As Lara was so small at birth, our Consultant wanted to get a central line in, which would provide additional nutrients that would aid in Lara’s growth. Unfortunately the two attempts that were made couldn’t quite get the line in, as their her veins were literally as thick as one of my hairs! So I can certainly appreciate how hard it must have been to attempt it. As the central line was unsuccessful, we were now solely reliant on Jess’s breast milk to help plump up our little lady.
Jess had a decent amount of milk come in initially, which provided a good supply for Lara. Luckily, Lara was only on 1ml of milk ever 2 hours, so Jess had some time to get her stocks ready. Lara caught Jess by day 3 however, and I remember sitting up in the ward with Jess, desperately trying to syringe every single vital drop of colostrum from her nipples, as every drop would pay dividends for Lara in the first week.
Three days post delivery, Jess got what her friends warned me of, the day three cries. She was so overwhelmed by the hormones and chemicals flooding through her body, that she would cry at the simplest thing, like the fact that I had a coffee on the way in to the hospital but she hadn’t had one yet. All I could do during this period was to always be there for her, cuddle her and comfort her. By lunch time that day, she was laughing in hysterics at the crying, but she was still crying.
I feel that the first few days for parents in the NICU are critical also. Depending on the way that you react to what is going on, and how you process all of the information that you get, will shape they next few weeks for you. One of the most important aspects of the NICU journey is to keep communicating with your partner.
What worked well for Jess and I was sharing our experiences and stories from the day, and to talk about what we were going through. We always checked in with each other on our emotional and mental health. We couldn’t solve any of the issues that we had, but it always helped to lower our stress levels when we could openly and authentically talk about what we were feeling.
It was critical that we looked after each other, as if one of us got sick or was really battling with it all, it would add more pressure on the other person and the situation as a whole.
When you are a visitor in the NICU, you cannot have any form of cold, flu, sniffle, cough or illness.
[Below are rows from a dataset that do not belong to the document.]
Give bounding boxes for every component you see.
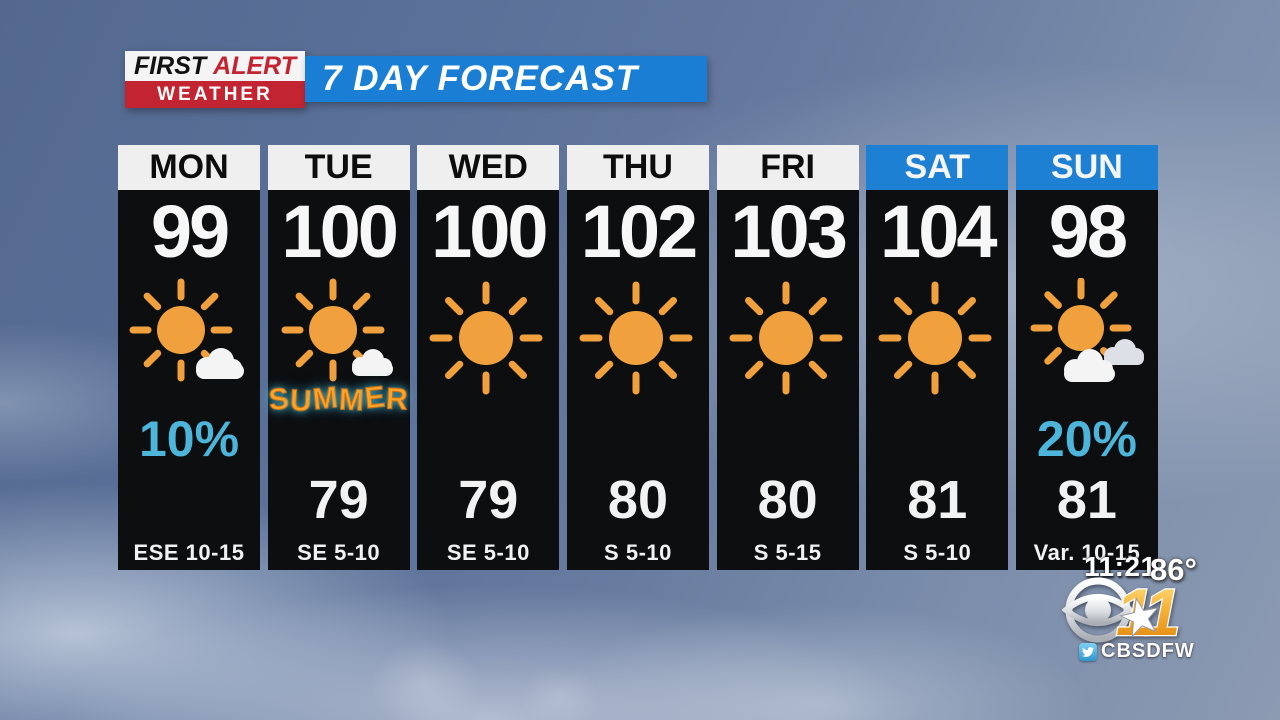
sun-icon bbox=[726, 278, 850, 402]
forecast-day-column-mon: MON 99 10% ESE 10-15 bbox=[118, 145, 260, 570]
logo-first-text: FIRST bbox=[133, 51, 207, 80]
low-temp: 79 bbox=[458, 470, 519, 530]
logo-weather-text: WEATHER bbox=[125, 81, 305, 108]
high-temp: 103 bbox=[730, 190, 847, 273]
forecast-day-column-sun: SUN 98 20% 81 Var. 10-15 bbox=[1015, 145, 1158, 570]
first-alert-weather-logo: FIRST ALERT WEATHER bbox=[125, 51, 305, 108]
banner-title: 7 DAY FORECAST bbox=[322, 59, 639, 98]
high-temp: 100 bbox=[281, 190, 398, 273]
day-label: TUE bbox=[267, 145, 410, 190]
day-panel: 103 80 S 5-15 bbox=[716, 190, 859, 570]
day-label: FRI bbox=[716, 145, 859, 190]
cbs-11-logo: 11 bbox=[1061, 572, 1194, 651]
sun-icon bbox=[875, 278, 999, 402]
sun-cloud-icon bbox=[127, 278, 251, 402]
day-panel: 100 79 SE 5-10 bbox=[417, 190, 560, 570]
day-label: SUN bbox=[1015, 145, 1158, 190]
wind-forecast: S 5-10 bbox=[604, 540, 672, 565]
high-temp: 99 bbox=[150, 190, 230, 273]
forecast-day-column-sat: SAT 104 81 S 5-10 bbox=[866, 145, 1009, 570]
forecast-day-column-fri: FRI 103 80 S 5-15 bbox=[716, 145, 859, 570]
twitter-bird-icon bbox=[1079, 642, 1097, 661]
precip-chance: 20% bbox=[1036, 411, 1137, 467]
logo-alert-text: ALERT bbox=[213, 51, 297, 80]
twitter-handle: CBSDFW bbox=[1079, 640, 1195, 663]
day-label: WED bbox=[417, 145, 560, 190]
wind-forecast: SE 5-10 bbox=[446, 540, 530, 565]
day-label: THU bbox=[566, 145, 709, 190]
day-panel: 98 20% 81 Var. 10-15 bbox=[1015, 190, 1158, 570]
sun-icon bbox=[426, 278, 550, 402]
forecast-day-column-thu: THU 102 80 S 5-10 bbox=[566, 145, 709, 570]
seven-day-forecast-banner: 7 DAY FORECAST bbox=[305, 56, 707, 102]
low-temp: 80 bbox=[607, 470, 668, 530]
high-temp: 98 bbox=[1048, 190, 1128, 273]
day-panel: 99 10% ESE 10-15 bbox=[118, 190, 260, 570]
high-temp: 104 bbox=[880, 190, 997, 273]
forecast-day-column-wed: WED 100 79 SE 5-10 bbox=[417, 145, 560, 570]
lens-flare bbox=[520, 665, 600, 720]
low-temp: 81 bbox=[1056, 470, 1117, 530]
low-temp: 81 bbox=[907, 470, 968, 530]
lens-flare bbox=[370, 640, 480, 720]
wind-forecast: ESE 10-15 bbox=[133, 540, 245, 565]
high-temp: 100 bbox=[431, 190, 548, 273]
day-panel: 102 80 S 5-10 bbox=[566, 190, 709, 570]
star-icon bbox=[1119, 596, 1160, 638]
logo-top-row: FIRST ALERT bbox=[125, 51, 305, 81]
precip-chance: 10% bbox=[138, 411, 240, 467]
day-label: SAT bbox=[866, 145, 1009, 190]
sun-clouds-icon bbox=[1025, 277, 1149, 402]
day-panel: 104 81 S 5-10 bbox=[866, 190, 1009, 570]
social-handle-text: CBSDFW bbox=[1101, 640, 1195, 662]
forecast-day-column-tue: TUE 100 SUMMER 79 SE 5-10 bbox=[267, 145, 410, 570]
sun-icon bbox=[576, 278, 700, 402]
cbs-eye-and-11: 11 bbox=[1061, 574, 1183, 650]
low-temp: 79 bbox=[308, 470, 369, 530]
low-temp: 80 bbox=[757, 470, 818, 530]
cbs-eye-icon bbox=[1061, 577, 1135, 643]
station-number: 11 bbox=[1116, 575, 1178, 646]
wind-forecast: S 5-15 bbox=[753, 540, 822, 565]
wind-forecast: Var. 10-15 bbox=[1033, 540, 1141, 565]
high-temp: 102 bbox=[580, 190, 698, 273]
day-panel: 100 SUMMER 79 SE 5-10 bbox=[267, 190, 410, 570]
summer-badge: SUMMER bbox=[267, 380, 410, 419]
wind-forecast: S 5-10 bbox=[903, 540, 972, 565]
current-temp: 86° bbox=[1150, 552, 1197, 587]
day-label: MON bbox=[118, 145, 260, 190]
wind-forecast: SE 5-10 bbox=[297, 540, 381, 565]
clock-time: 11:21 bbox=[1084, 551, 1157, 582]
forecast-grid: MON 99 10% ESE 10-15 TUE 100 SUMMER 79 bbox=[118, 145, 1158, 570]
sun-cloud-small-icon bbox=[277, 278, 401, 402]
The risk of passing things on to your baby and the babies around you are so high, and the impacts can be sever.
If you don’t look after yourself mentally and physically, a lot more people could suffer, not just you. Going back to what I was talking about in one of the previous episodes “home Alone”, your health is so important on this journey, because if you get sick, you wont be able to see your baby, and this will add to your anxiety, and make everything just that extra bit harder for everyone.
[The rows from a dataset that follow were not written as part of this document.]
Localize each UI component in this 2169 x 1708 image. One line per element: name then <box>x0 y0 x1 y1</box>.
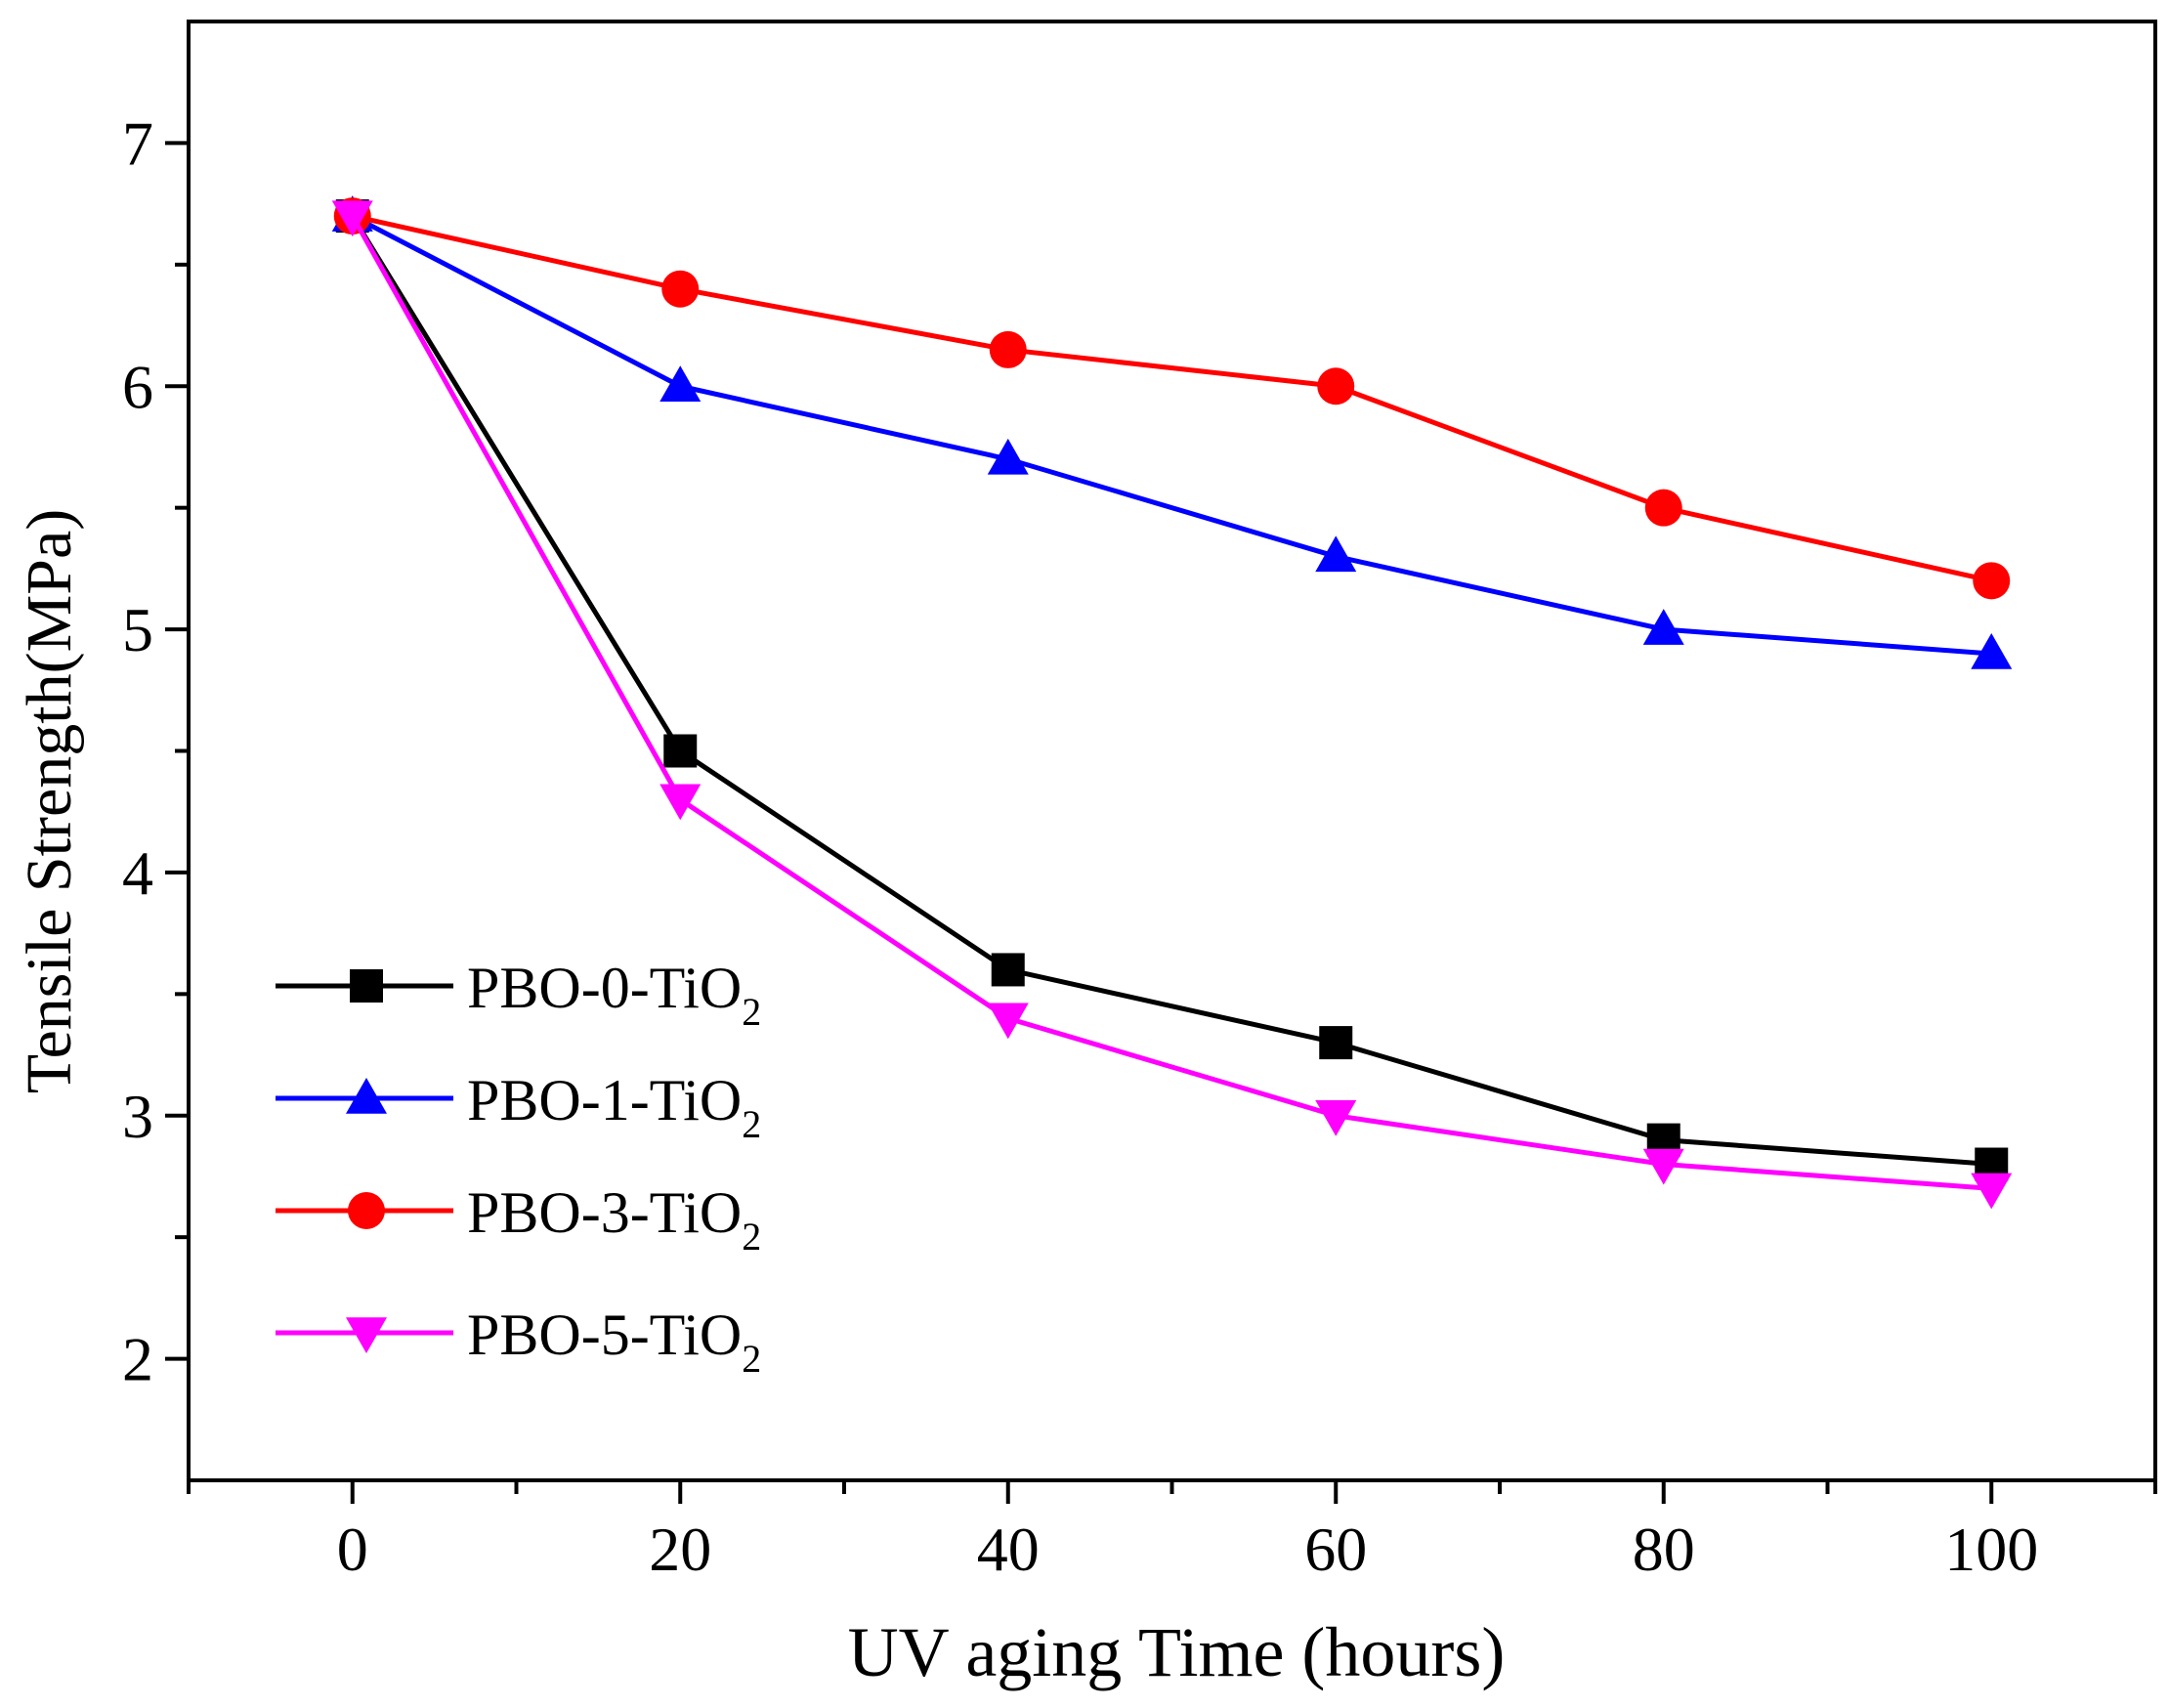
x-axis-title: UV aging Time (hours) <box>848 1613 1506 1691</box>
legend-marker <box>346 1317 387 1353</box>
y-tick-label: 2 <box>122 1325 153 1394</box>
legend-label: PBO-3-TiO2 <box>467 1180 761 1259</box>
legend-entry: PBO-0-TiO2 <box>276 956 761 1034</box>
data-point <box>659 784 702 821</box>
data-point <box>987 1003 1029 1040</box>
legend-label-text: PBO-0-TiO <box>467 956 742 1020</box>
legend-marker <box>350 969 383 1003</box>
data-point <box>991 953 1025 987</box>
legend-label-subscript: 2 <box>742 1215 761 1259</box>
y-tick-label: 7 <box>122 108 153 178</box>
legend-label: PBO-5-TiO2 <box>467 1302 761 1381</box>
x-tick-label: 100 <box>1944 1515 2038 1584</box>
data-point <box>1971 632 2013 669</box>
legend-label: PBO-0-TiO2 <box>467 956 761 1034</box>
legend-marker <box>346 1078 387 1114</box>
data-point <box>1973 562 2011 600</box>
series-group <box>331 195 2013 1210</box>
data-point <box>987 438 1029 475</box>
x-tick-label: 0 <box>337 1515 368 1584</box>
data-point <box>1317 367 1355 406</box>
data-point <box>1315 535 1357 573</box>
legend-label-text: PBO-1-TiO <box>467 1068 742 1132</box>
y-tick-label: 4 <box>122 838 153 908</box>
data-point <box>331 200 373 237</box>
legend-label: PBO-1-TiO2 <box>467 1068 761 1146</box>
legend-label-subscript: 2 <box>742 990 761 1034</box>
legend-entry: PBO-3-TiO2 <box>276 1180 761 1259</box>
data-point <box>989 330 1027 368</box>
series-3 <box>331 200 2013 1210</box>
data-point <box>1971 1173 2013 1210</box>
axes: 0 20 40 60 80 100 2 3 4 5 6 7 <box>122 20 2157 1584</box>
data-point <box>663 734 698 768</box>
data-point <box>1642 609 1684 645</box>
legend-label-text: PBO-3-TiO <box>467 1180 742 1245</box>
y-axis-title: Tensile Strength(MPa) <box>14 509 85 1093</box>
series-line <box>352 213 1992 583</box>
legend-label-text: PBO-5-TiO <box>467 1302 742 1367</box>
legend-label-subscript: 2 <box>742 1337 761 1381</box>
x-tick-label: 40 <box>977 1515 1040 1584</box>
series-line <box>350 214 1992 1168</box>
y-tick-label: 5 <box>122 595 153 664</box>
x-tick-label: 80 <box>1633 1515 1695 1584</box>
legend-entry: PBO-1-TiO2 <box>276 1068 761 1146</box>
data-point <box>1644 489 1682 527</box>
y-tick-label: 3 <box>122 1082 153 1151</box>
data-point <box>1319 1026 1353 1060</box>
x-tick-label: 20 <box>649 1515 711 1584</box>
legend-entry: PBO-5-TiO2 <box>276 1302 761 1381</box>
x-tick-label: 60 <box>1304 1515 1367 1584</box>
legend-marker <box>348 1192 385 1229</box>
data-point <box>659 365 702 402</box>
data-point <box>1315 1100 1357 1136</box>
legend-label-subscript: 2 <box>742 1102 761 1146</box>
series-line <box>350 214 1992 1191</box>
data-point <box>661 270 700 308</box>
y-tick-label: 6 <box>122 352 153 421</box>
series-line <box>351 213 1992 657</box>
data-point <box>1642 1148 1684 1185</box>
So, the first few days will be pretty tough to navigate. You will feel like a deer in headlights the whole time, but that is completely natural, because what you are going through is very unnatural! Don’t worry if you feel like you are walking around on egg shells, you wont be alone!
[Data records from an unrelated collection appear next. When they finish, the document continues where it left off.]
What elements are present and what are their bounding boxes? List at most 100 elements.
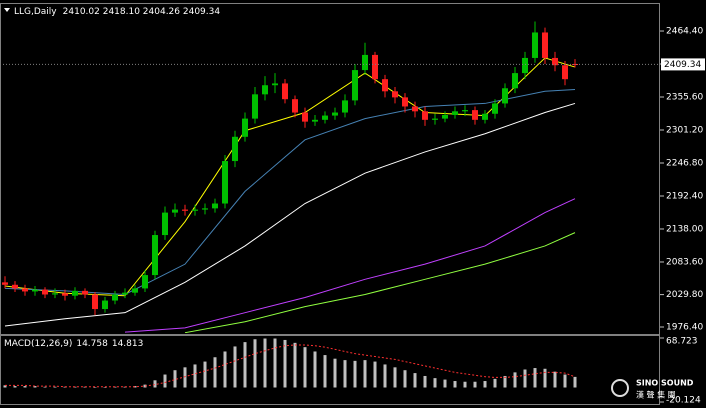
macd-bar: [523, 369, 527, 388]
candle-body: [22, 288, 28, 292]
macd-bar: [563, 374, 567, 388]
signal-value: 14.813: [112, 339, 144, 349]
macd-bar: [113, 386, 117, 388]
macd-bar: [293, 342, 297, 388]
chart-title: LLG,Daily 2410.02 2418.10 2404.26 2409.34: [14, 7, 220, 17]
macd-bar: [353, 360, 357, 388]
candle-body: [272, 83, 278, 86]
y-tick-label: 2246.80: [666, 158, 703, 168]
candle-body: [32, 289, 38, 292]
candle-body: [262, 85, 268, 95]
candle-body: [542, 32, 548, 58]
candle-body: [112, 294, 118, 301]
macd-name: MACD(12,26,9): [4, 339, 72, 349]
macd-bar: [193, 364, 197, 388]
candle-body: [532, 32, 538, 58]
candle-body: [152, 235, 158, 276]
macd-plot: [3, 338, 577, 389]
logo: SINO SOUND 漢 聲 集 團: [611, 379, 694, 400]
macd-bar: [533, 368, 537, 388]
candle-body: [492, 103, 498, 114]
candle-body: [2, 282, 8, 285]
macd-bar: [473, 381, 477, 388]
price-frame: [0, 3, 660, 335]
moving-average: [4, 102, 576, 327]
moving-average: [184, 232, 576, 333]
candle-body: [122, 292, 128, 295]
macd-bar: [543, 368, 547, 388]
macd-bar: [103, 387, 107, 389]
candle-body: [72, 290, 78, 296]
candle-body: [372, 54, 378, 80]
macd-bar: [73, 386, 77, 388]
candle-body: [382, 79, 388, 92]
macd-bar: [433, 378, 437, 388]
macd-bar: [453, 381, 457, 388]
macd-bar: [53, 386, 57, 388]
macd-bar: [273, 338, 277, 388]
macd-bar: [173, 370, 177, 388]
candle-body: [362, 54, 368, 71]
logo-subtitle: 漢 聲 集 團: [636, 390, 676, 400]
macd-value: 14.758: [76, 339, 108, 349]
candle-body: [222, 161, 228, 204]
candle-body: [182, 209, 188, 211]
candle-body: [452, 111, 458, 115]
candle-body: [142, 275, 148, 289]
macd-bar: [33, 386, 37, 388]
macd-bar: [323, 355, 327, 388]
y-tick-label: 1976.40: [666, 322, 703, 332]
candle-body: [482, 113, 488, 120]
candle-body: [562, 65, 568, 80]
y-tick-label: 2301.20: [666, 126, 703, 136]
candle-body: [572, 64, 578, 66]
candle-body: [92, 294, 98, 310]
y-tick-label: 2192.40: [666, 191, 703, 201]
macd-bar: [253, 339, 257, 388]
candle-body: [52, 293, 58, 295]
candle-body: [552, 57, 558, 66]
macd-bar: [383, 364, 387, 388]
candle-body: [172, 209, 178, 213]
macd-bar: [43, 386, 47, 388]
macd-bar: [163, 374, 167, 388]
ohlc: 2410.02 2418.10 2404.26 2409.34: [63, 7, 221, 17]
macd-bar: [493, 378, 497, 388]
candle-body: [62, 293, 68, 296]
macd-bar: [513, 372, 517, 388]
candle-body: [522, 57, 528, 74]
macd-bar: [553, 371, 557, 388]
macd-bar: [443, 379, 447, 388]
candle-body: [252, 94, 258, 119]
candle-body: [162, 212, 168, 236]
candle-body: [472, 110, 478, 120]
candle-body: [292, 99, 298, 113]
candle-body: [432, 118, 438, 120]
candle-body: [342, 100, 348, 113]
last-price-box: [661, 58, 705, 71]
candle-body: [102, 300, 108, 310]
macd-bar: [213, 357, 217, 388]
macd-bar: [393, 367, 397, 388]
macd-bar: [303, 347, 307, 388]
candle-body: [442, 114, 448, 119]
macd-bar: [503, 375, 507, 388]
candle-body: [402, 97, 408, 107]
candle-body: [132, 288, 138, 293]
candle-body: [322, 115, 328, 120]
macd-bar: [313, 351, 317, 388]
y-tick-label: 2464.40: [666, 27, 703, 37]
logo-name: SINO SOUND: [636, 379, 694, 388]
y-tick-label: 2355.60: [666, 93, 703, 103]
macd-bar: [243, 342, 247, 388]
candle-body: [302, 112, 308, 122]
candle-body: [512, 73, 518, 89]
macd-bar: [183, 367, 187, 388]
macd-bar: [423, 375, 427, 388]
macd-frame: [0, 335, 660, 405]
macd-bar: [363, 360, 367, 388]
macd-bar: [263, 338, 267, 388]
candle-body: [202, 208, 208, 210]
My biggest piece of advice to pass on for the first few days, try and connect with another Dad in the NICU. Someone that has been there for a few days or weeks more than you, and just start chatting. Don’t be offended if they don’t want to talk to you, everyone deals with things in their own way. If you don’t feel like chatting to another Dad, use the nurses a lot – chat to them, talking is really therapeutic, and trust me, you will feel better when you get it off your chest, or out of your head!
I hope you can navigate your first few days in the NICU the best way that you can, as ultimately, only you know how to react to the situation you find yourself in, so do what feels natural to you at the time! There is not much you can do for you baby, so focus all of your care and attention on to your partner, as they need your support now more than ever!